原因は、そこで働く人たちのレベルが低下したからです。(私見)
2022年8月現在、さらに私見ですが、金融業界にはずるいことをする人たちが多すぎです。
欲望「お金」を求めて。
”貯蓄から投資へ”の話について
大門「アメリカでさえ、いままでのカジノ的なギャンブル的な金融の自由化がいいか悪いか問われているのに、日本も小泉さん以来規制緩和やってきたんですよ。それが良かったかどうか。”貯蓄から投資へ”ってさんざん煽ってですよ、投資信託を何十兆円と売ったわけですよ。郵便局で投資信託を一兆円以上、とくにおじいちゃんおばあちゃん相手に売られて、それが半分になっている。こういうことになっていることについて与党が自分たちがやってきたことに対して責任をとらないといけない。」
伊藤「煽っていない。日本の場合、一般の投資家が少ない。」
大門「おじいちゃんおばあちゃんにどんな説明をするかというと、長い目で見てくださいって、おじいちゃんおばあちゃんに長い目で見るのかって言うのか。」
枝野「リスクマネーかどうか分からない人にすれば、郵便局や市中銀行は普通の人からすれば安心安全だと思っている。証券会社であればリスクがあるのかなと、そのぐらいの常識はある人に、その銀行でリスクのある商品を売れるようにしたのは間違いない」
掘「郵便局や銀行の人たちが説明できる商品が売っていない。おじいちゃんおばあちゃんが理解できるわけがない。」
水野「いままでの日本の成長がすべてアメリカ一辺倒(輸出)だった。新自由主義が崩壊してアメリカ一辺倒ではいけないということを考えないといけない。」
田原「自民党は新自由主義を否定できない。」
田原「このまま株が下がったらどうなる?」
掘「時価会計をやっていて、本業では売上をつくっていても、たまたまお取引先の株式を持っていると、その株が暴落すると、それを損益計算書に反映すると赤字になってしまう。赤字になると、貸しはがしする銀行がますます銀行が金を貸さなくなる。」
掘「時価会計をやるってことは、投資家に透明性をもっとあげようということでやってるんだけど、いまやらないといけないことは投資家に情報をあげることではなくて、倒産させないで、税金も払う、雇用もして給料も払うってことなんですから日本人のためなんです。貸借対照表に書くのはいいけど、損益計算書に赤字にするような今の時価会計は・・・」
日本は製造業が機関車で、サービス産業は客車
ここまでの議論、正直 今の話? かと思うぐらいです。
それはこの後も続きます。
『製造業はモノが国境を越えて動くから国際競争の中で効率性が高くないといけない。介護や教育のサービス産業は国境がまだまだ高く、特に介護産業は賃金を上げていかないといけない。』
という声がありましたが、ずっと同じことを言っていると思いませんか?さらに
放送当時、
「6年間、景気拡大をしているのに雇用者の所得は減っている」
という話から
・労働分配率(収益から労働者に対する還元)が下がっているのは大企業だけで、中小企業は90年代からずっと生産性が上がらないから賃金をあげようにも賃金があげられない。
・大企業で働く正社員は賃金は下がっていない。
・大企業と中小企業(下請け)の利益配分を変えないと問題解決はできないが、その方法論は難しい。
・中小企業(下請け)と大企業との取引要件が厳しい。
・中小企業の労働分配率は比較的高い、利益が小さい中小企業のほとんどは内需で、内需をあげないといけない。

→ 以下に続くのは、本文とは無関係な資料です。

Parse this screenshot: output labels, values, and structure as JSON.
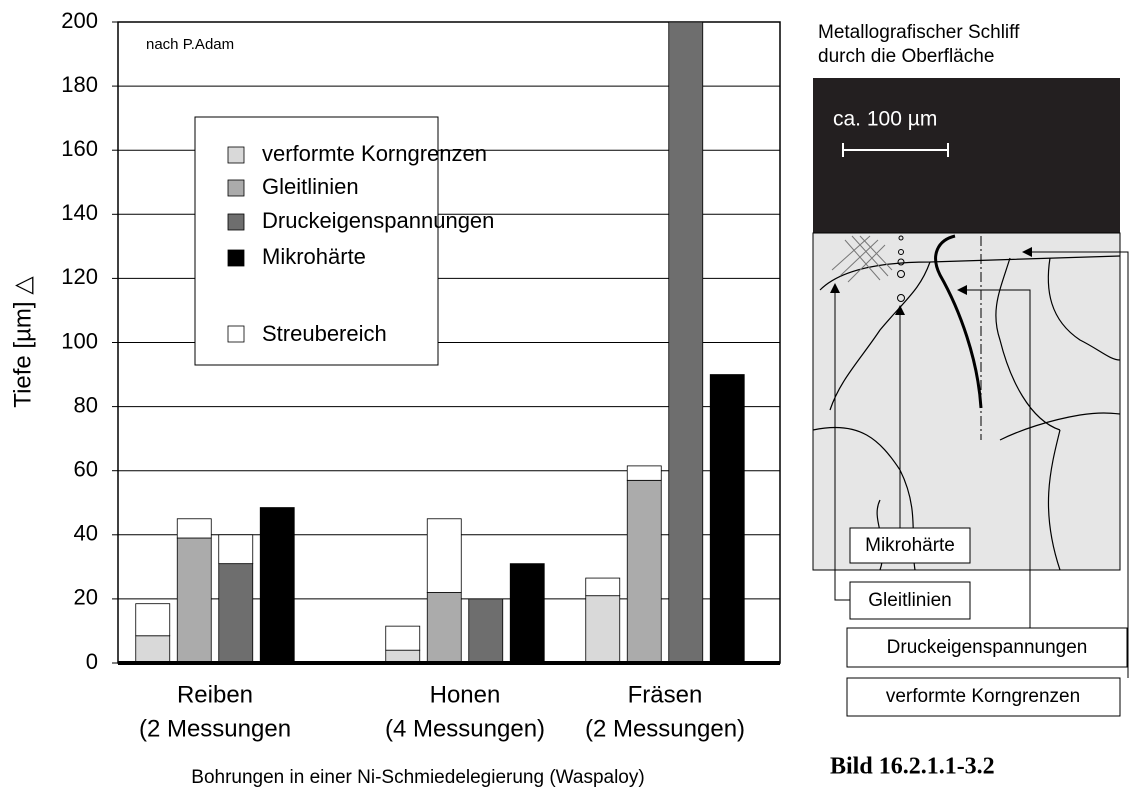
{
  "chart_data": {
    "type": "bar",
    "annotation": "nach P.Adam",
    "ylabel": "Tiefe [µm] △",
    "xlabel": "Bohrungen in einer Ni-Schmiedelegierung (Waspaloy)",
    "categories": [
      "Reiben",
      "Honen",
      "Fräsen"
    ],
    "category_notes": [
      "(2 Messungen",
      "(4 Messungen)",
      "(2 Messungen)"
    ],
    "series": [
      {
        "name": "verformte Korngrenzen",
        "color": "#d9d9d9",
        "values": [
          8.5,
          4,
          21
        ],
        "upper": [
          18.5,
          11.5,
          26.5
        ]
      },
      {
        "name": "Gleitlinien",
        "color": "#ababab",
        "values": [
          39,
          22,
          57
        ],
        "upper": [
          45,
          45,
          61.5
        ]
      },
      {
        "name": "Druckeigenspannungen",
        "color": "#6e6e6e",
        "values": [
          31,
          20,
          200
        ],
        "upper": [
          40,
          null,
          null
        ]
      },
      {
        "name": "Mikrohärte",
        "color": "#000000",
        "values": [
          48.5,
          31,
          90
        ],
        "upper": [
          null,
          null,
          null
        ]
      }
    ],
    "range_legend": {
      "name": "Streubereich",
      "color": "#ffffff"
    },
    "ylim": [
      0,
      200
    ],
    "yticks": [
      0,
      20,
      40,
      60,
      80,
      100,
      120,
      140,
      160,
      180,
      200
    ],
    "grid": true
  },
  "diagram": {
    "title_lines": [
      "Metallografischer Schliff",
      "durch die Oberfläche"
    ],
    "scale": "ca. 100 µm",
    "labels": [
      "Mikrohärte",
      "Gleitlinien",
      "Druckeigenspannungen",
      "verformte Korngrenzen"
    ],
    "caption": "Bild 16.2.1.1-3.2"
  }
}
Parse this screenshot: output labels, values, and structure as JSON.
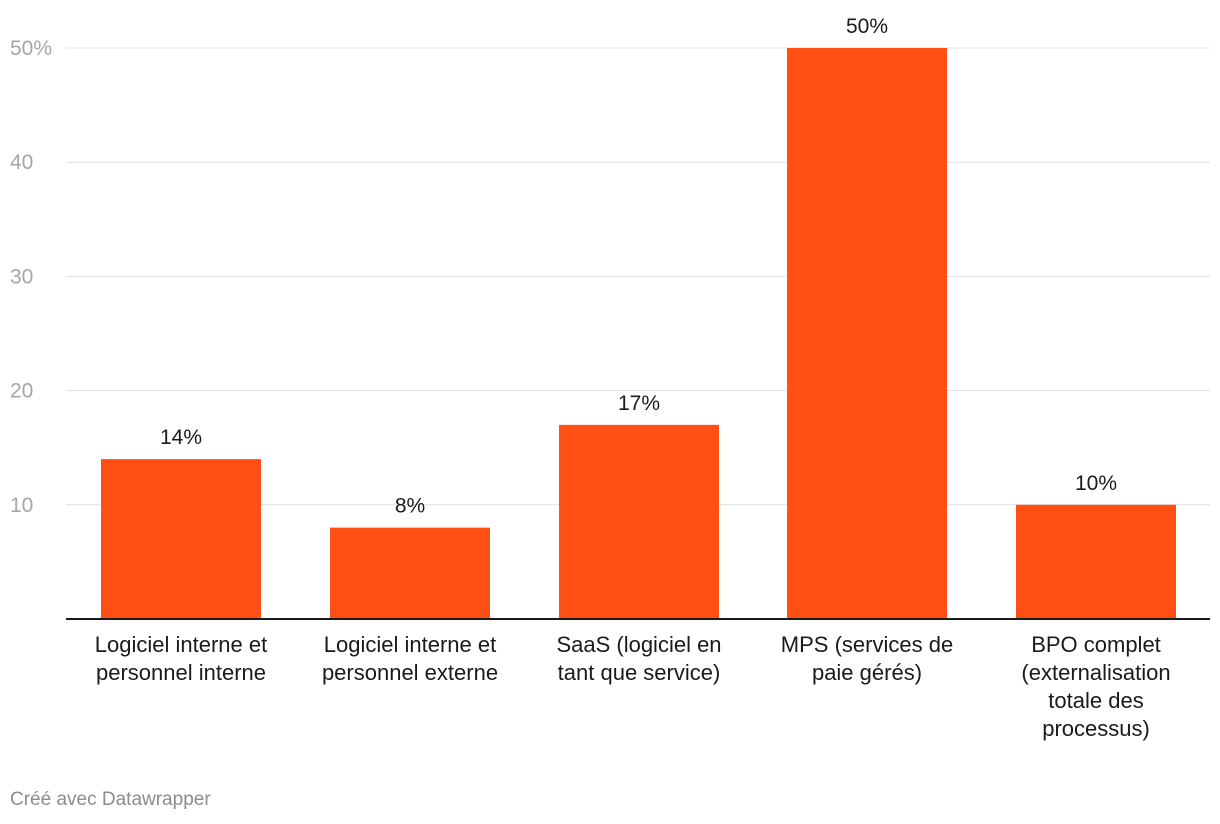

といった意見がでていましたが、これらは今も同じですね。
派遣について、製造業も派遣がなくなったら働く人がいなくなるから、正社員を増やさないといけなくなるでしょう。
もちろん1万人派遣が減って1万人が正社員になるってことはないでしょうが。
といった意見も。
このような番組で語っていたことを振り返り感覚的にでも検証してみると、今、働いている環境が良くないのは、やはり政治家を中心にした既得権益者たちが自分たちの利益を守ってきたことによるものが大きいのではないでしょうか。